The Roots Steer Prince Tribute Warm-Up at City Winery in New York

If it wasn’t for the drumset, myriad amps and microphones, slews of music stands and banks of keyboards packed onto the relatively small stage, the atmosphere at City Winery would have been no different from any other high-class restaurant in downtown Manhattan. But the venue was doubling as the Roots’ rehearsal space last night as the band prepared for tonight’s Prince tribute show at Carnegie Hall, where Elvis Costello, D’Angelo, Bettye LaVette, Talib Kweli, Citizen Cope and more will join the Roots (acting as the evening’s house band) for a charity concert to benefit arts education programs.
Although the gig was billed as a tune-up, the all-star show went off with barely a hitch, with Costello, Booker T., the Waterboys, the Blind Boys of Alabama and other guests all taking the stage to jam on Prince’s extensive catalog.
The Waterboys walked out with the Roots and got to the point immediately, opening the show with a version of “Purple Rain” that featured electric fiddle player Steve Wickham raising hell on what Prince had played as an epic guitar solo. That set the tone for an evening spent cascading through hits and obscurities, chart-toppers and side projects, with special guests shuffling on and offstage between every song. Bilal emerged to offer an extended, multi-genre take on “Sister”; the Blind Boys of Alabama intertwined four-part vocal harmonies on “The Cross”; DeVotchKa injected an Americana bluegrass feel into “Mountains”; and just about every singer who stepped up to a microphone at least made an attempt at slipping into falsetto. SNL‘s Fred Armisen sat in on drums during “The Cross,” leaving Questlove to direct the band from the back of the stage – and to Instagram a photo of Armisen along the way.
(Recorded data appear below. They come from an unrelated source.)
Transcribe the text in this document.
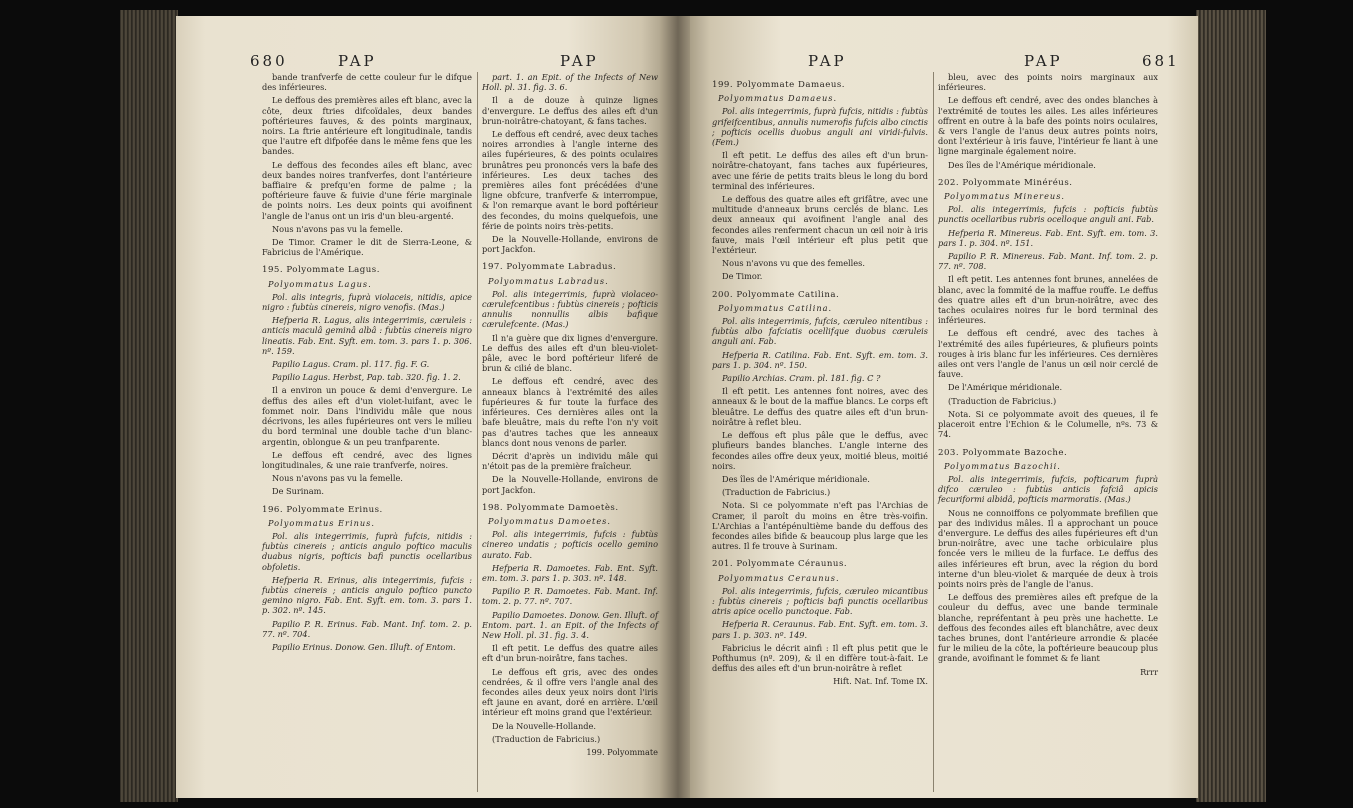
680	PAP	PAP

bande tranfverfe de cette couleur fur le difque des inférieures.

Le deffous des premières ailes eft blanc, avec la côte, deux ftries difcoïdales, deux bandes poftérieures fauves, & des points marginaux, noirs. La ftrie antérieure eft longitudinale, tandis que l'autre eft difpofée dans le même fens que les bandes.

Le deffous des fecondes ailes eft blanc, avec deux bandes noires tranfverfes, dont l'antérieure baffiaire & prefqu'en forme de palme ; la poftérieure fauve & fuivie d'une férie marginale de points noirs. Les deux points qui avoifinent l'angle de l'anus ont un iris d'un bleu-argenté.

Nous n'avons pas vu la femelle.

De Timor. Cramer le dit de Sierra-Leone, & Fabricius de l'Amérique.

195. Polyommate Lagus.
Polyommatus Lagus.

Pol. alis integris, fuprà violaceis, nitidis, apice nigro : fubtùs cinereis, nigro venofis. (Mas.)

Hefperia R. Lagus, alis integerrimis, cæruleis : anticis maculâ geminâ albâ : fubtùs cinereis nigro lineatis. Fab. Ent. Syft. em. tom. 3. pars 1. p. 306. nº. 159.

Papilio Lagus. Cram. pl. 117. fig. F. G.

Papilio Lagus. Herbst, Pap. tab. 320. fig. 1. 2.

Il a environ un pouce & demi d'envergure. Le deffus des ailes eft d'un violet-luifant, avec le fommet noir. Dans l'individu mâle que nous décrivons, les ailes fupérieures ont vers le milieu du bord terminal une double tache d'un blanc-argentin, oblongue & un peu tranfparente.

Le deffous eft cendré, avec des lignes longitudinales, & une raie tranfverfe, noires.

Nous n'avons pas vu la femelle.

De Surinam.

196. Polyommate Erinus.
Polyommatus Erinus.

Pol. alis integerrimis, fuprà fufcis, nitidis : fubtùs cinereis ; anticis angulo poftico maculis duabus nigris, pofticis bafi punctis ocellaribus obfoletis.

Hefperia R. Erinus, alis integerrimis, fufcis : fubtùs cinereis ; anticis angulo poftico puncto gemino nigro. Fab. Ent. Syft. em. tom. 3. pars 1. p. 302. nº. 145.

Papilio P. R. Erinus. Fab. Mant. Inf. tom. 2. p. 77. nº. 704.

Papilio Erinus. Donow. Gen. Illuft. of Entom.

part. 1. an Epit. of the Infects of New Holl. pl. 31. fig. 3. 6.

Il a de douze à quinze lignes d'envergure. Le deffus des ailes eft d'un brun-noirâtre-chatoyant, & fans taches.

Le deffous eft cendré, avec deux taches noires arrondies à l'angle interne des ailes fupérieures, & des points oculaires brunâtres peu prononcés vers la bafe des inférieures. Les deux taches des premières ailes font précédées d'une ligne obfcure, tranfverfe & interrompue, & l'on remarque avant le bord poftérieur des fecondes, du moins quelquefois, une férie de points noirs très-petits.

De la Nouvelle-Hollande, environs de port Jackfon.

197. Polyommate Labradus.
Polyommatus Labradus.

Pol. alis integerrimis, fuprà violaceo-cærulefcentibus : fubtùs cinereis ; pofticis annulis nonnullis albis bafique cærulefcente. (Mas.)

Il n'a guère que dix lignes d'envergure. Le deffus des ailes eft d'un bleu-violet-pâle, avec le bord poftérieur liferé de brun & cilié de blanc.

Le deffous eft cendré, avec des anneaux blancs à l'extrémité des ailes fupérieures & fur toute la furface des inférieures. Ces dernières ailes ont la bafe bleuâtre, mais du refte l'on n'y voit pas d'autres taches que les anneaux blancs dont nous venons de parler.

Décrit d'après un individu mâle qui n'étoit pas de la première fraîcheur.

De la Nouvelle-Hollande, environs de port Jackfon.

198. Polyommate Damoetès.
Polyommatus Damoetes.

Pol. alis integerrimis, fufcis : fubtùs cinereo undatis ; pofticis ocello gemino aurato. Fab.

Hefperia R. Damoetes. Fab. Ent. Syft. em. tom. 3. pars 1. p. 303. nº. 148.

Papilio P. R. Damoetes. Fab. Mant. Inf. tom. 2. p. 77. nº. 707.

Papilio Damoetes. Donow. Gen. Illuft. of Entom. part. 1. an Epit. of the Infects of New Holl. pl. 31. fig. 3. 4.

Il eft petit. Le deffus des quatre ailes eft d'un brun-noirâtre, fans taches.

Le deffous eft gris, avec des ondes cendrées, & il offre vers l'angle anal des fecondes ailes deux yeux noirs dont l'iris eft jaune en avant, doré en arrière. L'œil intérieur eft moins grand que l'extérieur.

De la Nouvelle-Hollande.

(Traduction de Fabricius.)

199. Polyommate

PAP	PAP	681
199. Polyommate Damaeus.
Polyommatus Damaeus.

Pol. alis integerrimis, fuprà fufcis, nitidis : fubtùs grifeifcentibus, annulis numerofis fufcis albo cinctis ; pofticis ocellis duobus anguli ani viridi-fulvis. (Fem.)

Il eft petit. Le deffus des ailes eft d'un brun-noirâtre-chatoyant, fans taches aux fupérieures, avec une férie de petits traits bleus le long du bord terminal des inférieures.

Le deffous des quatre ailes eft grifâtre, avec une multitude d'anneaux bruns cerclés de blanc. Les deux anneaux qui avoifinent l'angle anal des fecondes ailes renferment chacun un œil noir à iris fauve, mais l'œil intérieur eft plus petit que l'extérieur.

Nous n'avons vu que des femelles.

De Timor.

200. Polyommate Catilina.
Polyommatus Catilina.

Pol. alis integerrimis, fufcis, cæruleo nitentibus : fubtùs albo fafciatis ocellifque duobus cæruleis anguli ani. Fab.

Hefperia R. Catilina. Fab. Ent. Syft. em. tom. 3. pars 1. p. 304. nº. 150.

Papilio Archias. Cram. pl. 181. fig. C ?

Il eft petit. Les antennes font noires, avec des anneaux & le bout de la maffue blancs. Le corps eft bleuâtre. Le deffus des quatre ailes eft d'un brun-noirâtre à reflet bleu.

Le deffous eft plus pâle que le deffus, avec plufieurs bandes blanches. L'angle interne des fecondes ailes offre deux yeux, moitié bleus, moitié noirs.

Des îles de l'Amérique méridionale.

(Traduction de Fabricius.)

Nota. Si ce polyommate n'eft pas l'Archias de Cramer, il paroît du moins en être très-voifin. L'Archias a l'antépénultième bande du deffous des fecondes ailes bifide & beaucoup plus large que les autres. Il fe trouve à Surinam.

201. Polyommate Céraunus.
Polyommatus Ceraunus.

Pol. alis integerrimis, fufcis, cæruleo micantibus : fubtùs cinereis ; pofticis bafi punctis ocellaribus atris apice ocello punctoque. Fab.

Hefperia R. Ceraunus. Fab. Ent. Syft. em. tom. 3. pars 1. p. 303. nº. 149.

Fabricius le décrit ainfi : Il eft plus petit que le Pofthumus (nº. 209), & il en diffère tout-à-fait. Le deffus des ailes eft d'un brun-noirâtre à reflet

Hift. Nat. Inf. Tome IX.

bleu, avec des points noirs marginaux aux inférieures.

Le deffous eft cendré, avec des ondes blanches à l'extrémité de toutes les ailes. Les ailes inférieures offrent en outre à la bafe des points noirs oculaires, & vers l'angle de l'anus deux autres points noirs, dont l'extérieur à iris fauve, l'intérieur fe liant à une ligne marginale également noire.

Des îles de l'Amérique méridionale.

202. Polyommate Minéréus.
Polyommatus Minereus.

Pol. alis integerrimis, fufcis : pofticis fubtùs punctis ocellaribus rubris ocelloque anguli ani. Fab.

Hefperia R. Minereus. Fab. Ent. Syft. em. tom. 3. pars 1. p. 304. nº. 151.

Papilio P. R. Minereus. Fab. Mant. Inf. tom. 2. p. 77. nº. 708.

Il eft petit. Les antennes font brunes, annelées de blanc, avec la fommité de la maffue rouffe. Le deffus des quatre ailes eft d'un brun-noirâtre, avec des taches oculaires noires fur le bord terminal des inférieures.

Le deffous eft cendré, avec des taches à l'extrémité des ailes fupérieures, & plufieurs points rouges à iris blanc fur les inférieures. Ces dernières ailes ont vers l'angle de l'anus un œil noir cerclé de fauve.

De l'Amérique méridionale.

(Traduction de Fabricius.)

Nota. Si ce polyommate avoit des queues, il fe placeroit entre l'Echion & le Columelle, nºs. 73 & 74.

203. Polyommate Bazoche.
Polyommatus Bazochii.

Pol. alis integerrimis, fufcis, pofticarum fuprà difco cæruleo : fubtùs anticis fafciâ apicis fecuriformi albidâ, pofticis marmoratis. (Mas.)

Nous ne connoiffons ce polyommate brefilien que par des individus mâles. Il a approchant un pouce d'envergure. Le deffus des ailes fupérieures eft d'un brun-noirâtre, avec une tache orbiculaire plus foncée vers le milieu de la furface. Le deffus des ailes inférieures eft brun, avec la région du bord interne d'un bleu-violet & marquée de deux à trois points noirs près de l'angle de l'anus.

Le deffous des premières ailes eft prefque de la couleur du deffus, avec une bande terminale blanche, repréfentant à peu près une hachette. Le deffous des fecondes ailes eft blanchâtre, avec deux taches brunes, dont l'antérieure arrondie & placée fur le milieu de la côte, la poftérieure beaucoup plus grande, avoifinant le fommet & fe liant

Rrrr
Armisten’s former SNL colleague Maya Rudolph also performed as Princess (the name of her Prince cover band with singer Gretchen Lieberum), backing up Kat Edmonson’s simple, stripped down version of “Nothing Compares 2 U” and breaking it down with some semi-choreographed dance moves (and some ear-splitting screaming) while performing “Darling Nikki.” They also backed up Elvis Costello – in his trademark fedora and shades – as he jumped up on stage to play “Moonbeam Levels,” reading lyrics off the music stand in front of him and kicking his voice up into a falsetto by the end.
But maybe the best performance of the evening – or at least the most memorable – was Bhi Bhiman’s solo acoustic take on “When Doves Cry,” his vocals giving off a haunted air that left the crowd speechless. The show reached its funkiest echelon when fDeluxe (formerly the Prince-curated Family) came out to perform with the Roots, running through “High Fashion” and “Mutiny” from the Family’s self-titled album, Paul Peterson’s thunderous bass helming the ferocious jam. The Roots and fDeluxe brought Armisen and Princess back out for a loose take on “1999,” which morphed into a singalong, with each person on stage sharing microphones back and forth.
While the 90-minute show served essentially as a dress rehearsal for tonight’s main event, the loose vibe and intimate venue made it feel like a behind-the-scenes look into how all-star concerts come together. From the first chords of “Purple Rain” to the last strains of “1999,” the answer was, seamlessly.